Denilebilir ki; "iyi ama, ruh çağırma
seanslarına gelen, hatta içecek sigara bile isteyen görünmez varlıklar var. Peki
bunlar ne? Verdikleri birtakım geçmiş olaylara uygun bilgiler var, bunlara ne
diyeceğiz?" Ruh çağırma seanslarına mesajlar getiren madde ötesi varlıkların,
gerçekten çağrılan ruhlar olmadığı, olamayacağı kesindir. Huddamcılık/cincilik/cin
çağırma faâliyetleri ve bu esnâda edinilen bilgiler ve bunların açıkça cinler
yoluyla elde edildiği eskiden beri bilinen ve hâlen de devam eden bir
uygulamadır. Sosyete çevrelerinin buna "ruh çağırma" ismini takması, hiçbir şeyi
değiştirmez. Bu, sadece modern cinciliktir o kadar.

Cinlerin varlığı Kur'an'la sâbittir ve cinler
gaybı bilmezler (34/Sebe', 14). Bununla beraber cinlerin insanlardan farklı bazı
bilgilere sahip olabileceklerini, özellikle de ruh çağırma seanslarında
kendisiyle görüşülmek istenen kişinin geçmiş hayatına dair birtakım bilgileri
bilmelerinin onlar için mümkün olduğunu söyleyebiliriz. Şunun ya da bunun ruhu
olarak seanslara gelenlerin, sorulan soruların bir kısmına doğru cevap
vermeleri, kendilerinin her söylediklerinin doğru olması için yeter sebep
değildir. Cinlerin ömürlerinin uzun, niteliklerinin bizden çok farklı olması,
kısa zamanda uzun mesafeleri dolaşabilmeleri sebebiyle insanlardan farklı
bilgileri bulunmaktadır.

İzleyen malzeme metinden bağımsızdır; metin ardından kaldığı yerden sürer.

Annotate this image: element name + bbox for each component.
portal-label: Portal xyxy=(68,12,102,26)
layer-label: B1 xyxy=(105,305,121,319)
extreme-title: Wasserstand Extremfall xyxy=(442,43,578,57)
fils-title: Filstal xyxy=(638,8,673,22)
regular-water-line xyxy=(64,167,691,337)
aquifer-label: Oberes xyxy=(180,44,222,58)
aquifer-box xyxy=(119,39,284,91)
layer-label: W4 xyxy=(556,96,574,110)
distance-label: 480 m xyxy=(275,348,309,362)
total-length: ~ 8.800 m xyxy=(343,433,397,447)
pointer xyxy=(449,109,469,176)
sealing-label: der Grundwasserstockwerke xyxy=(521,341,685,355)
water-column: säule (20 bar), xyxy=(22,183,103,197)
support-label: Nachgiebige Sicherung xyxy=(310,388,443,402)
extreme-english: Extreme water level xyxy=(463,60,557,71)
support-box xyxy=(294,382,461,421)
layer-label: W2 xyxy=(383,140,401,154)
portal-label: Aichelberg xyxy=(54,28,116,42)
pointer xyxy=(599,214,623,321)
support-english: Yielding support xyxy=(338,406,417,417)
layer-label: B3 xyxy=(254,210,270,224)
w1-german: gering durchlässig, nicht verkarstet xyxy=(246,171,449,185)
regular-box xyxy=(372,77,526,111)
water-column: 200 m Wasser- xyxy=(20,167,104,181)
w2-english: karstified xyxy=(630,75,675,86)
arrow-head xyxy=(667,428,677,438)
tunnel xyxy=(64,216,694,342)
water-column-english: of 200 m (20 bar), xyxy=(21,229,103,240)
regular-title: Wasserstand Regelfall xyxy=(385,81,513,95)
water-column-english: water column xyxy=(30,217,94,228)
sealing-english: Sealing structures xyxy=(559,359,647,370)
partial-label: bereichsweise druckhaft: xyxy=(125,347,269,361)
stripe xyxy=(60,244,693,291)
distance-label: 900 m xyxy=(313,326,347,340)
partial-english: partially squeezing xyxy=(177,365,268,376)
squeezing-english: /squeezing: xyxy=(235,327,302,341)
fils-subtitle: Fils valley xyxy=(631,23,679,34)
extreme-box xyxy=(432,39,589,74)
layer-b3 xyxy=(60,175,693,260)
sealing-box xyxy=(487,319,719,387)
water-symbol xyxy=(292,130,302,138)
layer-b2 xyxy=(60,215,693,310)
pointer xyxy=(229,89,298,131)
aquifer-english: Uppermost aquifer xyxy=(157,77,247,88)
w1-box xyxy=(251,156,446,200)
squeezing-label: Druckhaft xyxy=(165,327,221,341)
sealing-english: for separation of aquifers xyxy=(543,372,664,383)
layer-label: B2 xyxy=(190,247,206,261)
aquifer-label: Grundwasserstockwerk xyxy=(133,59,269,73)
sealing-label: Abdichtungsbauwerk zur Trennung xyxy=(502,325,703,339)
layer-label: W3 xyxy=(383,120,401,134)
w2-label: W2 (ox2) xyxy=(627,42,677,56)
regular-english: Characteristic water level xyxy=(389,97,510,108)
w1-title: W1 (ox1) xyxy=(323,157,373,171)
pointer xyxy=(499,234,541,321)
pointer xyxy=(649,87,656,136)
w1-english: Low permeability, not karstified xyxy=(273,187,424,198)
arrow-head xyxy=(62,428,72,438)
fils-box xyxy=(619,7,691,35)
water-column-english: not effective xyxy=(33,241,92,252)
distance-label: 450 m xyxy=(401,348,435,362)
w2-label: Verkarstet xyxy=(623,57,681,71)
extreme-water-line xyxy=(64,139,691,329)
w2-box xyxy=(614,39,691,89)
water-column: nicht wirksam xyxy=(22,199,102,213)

Onların bizim bilmediğimiz bazı konularda bazı şeyler
söylemeleri gaybı bildiklerini göstermez; onların bilgileri de çoğu kez noksan
ve kasıtlı olarak yanlışla karıştırılmıştır. İnsanları yanıltmaya yöneliktir.
Müslümanlar maddeye olduğu kadar melek, şeytan, cin gibi madde üstü varlıklara
da inanırlar. Ancak bu inançların Kitap ve Sünnette yer alan bilgilere uygun
olması gereklidir. Onların verdiği bilgilere bazı vehimler, zanlar
karıştırılmasına müsaade edilmemelidir. Çünkü zan ve vehim hiçbir zaman ilim
değildir. İman da en kesin ilme dayanmak zorundadır. O halde asılsız birtakım
söylentilerin, aldatmacaların peşinde imanı süründürmenin anlamı yoktur.